No credential ever goes in a committed file, a chat log, or this wiki. If you’re about to paste a password, an API key, or a token somewhere — stop and check this page.

Kind of secretWhere it belongs
Dashboard integrations (SMS providers, Google Ads, Plaid, Stripe)Encrypted in the dashboard DB — edit via Admin → Integrations & API Keys
Server-level config (DB password, app key)The server’s .env file only
Site lead-delivery keys (Resend, Podium)Cloudflare Pages env vars, per project — remember: env-var changes need a redeploy to take effect
Anything a repo needs locallyA gitignored CLAUDE.local.md in that repo (auto-loads for Claude, never committed)

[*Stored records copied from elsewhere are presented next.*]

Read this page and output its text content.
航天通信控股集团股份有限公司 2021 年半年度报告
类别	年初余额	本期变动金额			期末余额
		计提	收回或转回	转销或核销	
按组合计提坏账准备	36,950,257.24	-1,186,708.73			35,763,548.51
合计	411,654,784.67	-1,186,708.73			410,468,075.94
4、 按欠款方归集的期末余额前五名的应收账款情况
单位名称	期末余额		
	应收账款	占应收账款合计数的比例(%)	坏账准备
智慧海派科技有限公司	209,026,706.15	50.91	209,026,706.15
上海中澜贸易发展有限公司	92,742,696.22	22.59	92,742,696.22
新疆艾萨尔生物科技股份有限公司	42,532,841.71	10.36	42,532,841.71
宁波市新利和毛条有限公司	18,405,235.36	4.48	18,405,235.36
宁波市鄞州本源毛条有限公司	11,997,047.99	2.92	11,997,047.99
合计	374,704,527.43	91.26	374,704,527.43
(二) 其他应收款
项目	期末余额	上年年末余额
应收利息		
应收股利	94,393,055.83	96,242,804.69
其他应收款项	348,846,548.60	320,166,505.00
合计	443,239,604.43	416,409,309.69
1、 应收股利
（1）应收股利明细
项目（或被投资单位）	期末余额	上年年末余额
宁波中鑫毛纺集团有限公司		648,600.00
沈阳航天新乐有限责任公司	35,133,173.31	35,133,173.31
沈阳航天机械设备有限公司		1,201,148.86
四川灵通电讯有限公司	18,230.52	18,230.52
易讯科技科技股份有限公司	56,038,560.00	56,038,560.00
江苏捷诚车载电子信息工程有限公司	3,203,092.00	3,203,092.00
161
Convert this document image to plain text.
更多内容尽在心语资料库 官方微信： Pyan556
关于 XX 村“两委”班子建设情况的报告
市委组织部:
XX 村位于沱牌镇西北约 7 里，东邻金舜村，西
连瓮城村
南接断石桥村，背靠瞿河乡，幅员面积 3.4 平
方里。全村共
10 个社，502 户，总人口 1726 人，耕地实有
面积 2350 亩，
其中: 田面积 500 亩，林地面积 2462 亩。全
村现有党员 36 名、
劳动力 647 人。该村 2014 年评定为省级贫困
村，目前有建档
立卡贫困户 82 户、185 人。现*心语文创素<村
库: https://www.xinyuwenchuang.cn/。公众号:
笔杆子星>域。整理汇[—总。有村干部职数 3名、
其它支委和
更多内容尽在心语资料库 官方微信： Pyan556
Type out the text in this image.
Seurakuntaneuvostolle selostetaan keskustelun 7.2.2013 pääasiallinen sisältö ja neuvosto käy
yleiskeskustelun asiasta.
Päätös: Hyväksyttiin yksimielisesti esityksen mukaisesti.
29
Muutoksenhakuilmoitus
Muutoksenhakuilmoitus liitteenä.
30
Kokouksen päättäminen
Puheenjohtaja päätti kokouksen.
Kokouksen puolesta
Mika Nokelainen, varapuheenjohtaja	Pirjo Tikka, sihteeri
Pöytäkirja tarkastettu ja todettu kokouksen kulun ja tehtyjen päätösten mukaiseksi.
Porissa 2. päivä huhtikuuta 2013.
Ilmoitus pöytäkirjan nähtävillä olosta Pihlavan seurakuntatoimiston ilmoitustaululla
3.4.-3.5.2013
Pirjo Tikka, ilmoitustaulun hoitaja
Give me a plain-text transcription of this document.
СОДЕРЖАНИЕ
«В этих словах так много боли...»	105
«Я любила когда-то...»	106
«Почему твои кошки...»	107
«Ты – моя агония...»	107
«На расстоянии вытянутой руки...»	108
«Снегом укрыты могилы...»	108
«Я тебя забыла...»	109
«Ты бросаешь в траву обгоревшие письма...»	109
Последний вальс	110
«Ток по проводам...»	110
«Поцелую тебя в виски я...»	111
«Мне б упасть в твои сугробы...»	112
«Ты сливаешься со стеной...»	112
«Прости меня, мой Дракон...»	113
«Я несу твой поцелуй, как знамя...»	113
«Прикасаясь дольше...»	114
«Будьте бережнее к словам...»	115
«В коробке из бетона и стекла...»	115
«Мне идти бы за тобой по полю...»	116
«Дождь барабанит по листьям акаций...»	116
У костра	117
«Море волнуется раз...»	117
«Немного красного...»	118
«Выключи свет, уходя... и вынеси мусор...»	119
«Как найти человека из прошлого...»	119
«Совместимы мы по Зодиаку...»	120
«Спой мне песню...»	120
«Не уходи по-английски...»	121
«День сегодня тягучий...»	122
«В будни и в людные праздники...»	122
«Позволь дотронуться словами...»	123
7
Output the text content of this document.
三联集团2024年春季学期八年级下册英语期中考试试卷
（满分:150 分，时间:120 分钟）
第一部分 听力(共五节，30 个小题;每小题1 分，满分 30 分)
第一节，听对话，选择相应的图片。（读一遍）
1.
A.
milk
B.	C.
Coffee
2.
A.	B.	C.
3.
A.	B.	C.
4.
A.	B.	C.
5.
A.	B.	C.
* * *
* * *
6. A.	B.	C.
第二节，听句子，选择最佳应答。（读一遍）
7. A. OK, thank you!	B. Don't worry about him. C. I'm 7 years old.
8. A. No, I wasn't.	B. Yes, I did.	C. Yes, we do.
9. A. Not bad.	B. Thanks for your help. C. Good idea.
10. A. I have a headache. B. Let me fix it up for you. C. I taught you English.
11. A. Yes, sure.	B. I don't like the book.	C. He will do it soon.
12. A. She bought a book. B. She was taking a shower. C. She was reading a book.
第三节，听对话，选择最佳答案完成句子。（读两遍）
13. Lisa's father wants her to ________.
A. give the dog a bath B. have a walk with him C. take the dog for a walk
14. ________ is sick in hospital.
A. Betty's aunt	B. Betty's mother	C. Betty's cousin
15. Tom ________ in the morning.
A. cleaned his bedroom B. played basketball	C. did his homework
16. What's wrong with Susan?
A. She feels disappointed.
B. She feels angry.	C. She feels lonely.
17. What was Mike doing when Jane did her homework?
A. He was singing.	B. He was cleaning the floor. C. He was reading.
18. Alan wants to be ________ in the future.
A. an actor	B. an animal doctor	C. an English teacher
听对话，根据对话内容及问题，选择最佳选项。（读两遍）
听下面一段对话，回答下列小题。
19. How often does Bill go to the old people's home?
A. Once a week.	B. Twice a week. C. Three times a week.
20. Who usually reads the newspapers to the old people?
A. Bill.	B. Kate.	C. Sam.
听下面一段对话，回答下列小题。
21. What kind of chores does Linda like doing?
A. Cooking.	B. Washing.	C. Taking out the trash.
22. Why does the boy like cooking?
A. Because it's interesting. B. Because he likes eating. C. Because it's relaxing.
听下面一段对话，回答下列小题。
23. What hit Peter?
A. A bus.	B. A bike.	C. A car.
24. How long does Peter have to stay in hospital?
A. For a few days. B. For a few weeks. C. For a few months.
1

The committed CLAUDE.md in each repo = operational rules only, never credentials. That split means the safe half is in git and the sensitive half never leaves the machine/server.

  • Wiki: viewing should be gated with Cloudflare Access (email-based login) once live — it’s an internal manual. Editing requires a GitHub account with access to the bcb-wiki repo.
  • Dashboard: role-based — super_admin / admin / dispatch / finance. Give people the lowest role that does their job (dispatchers get dispatch, bookkeeping gets finance). Only a super_admin can grant elevated roles. See the roles table.
  • GitHub: repos are private under OwnerOperated. Collaborators get added per-repo.
  • Dashboard webhook signature errors → re-paste the signing secret in Admin → Integrations & API Keys.
  • Podium tokens are per Cloudflare Pages project — when rotating, update every site project and redeploy each one (env vars bind only on a new deployment).
  • If Google Ads metrics stop pulling, the OAuth refresh token likely expired — regenerate and re-save in Integrations.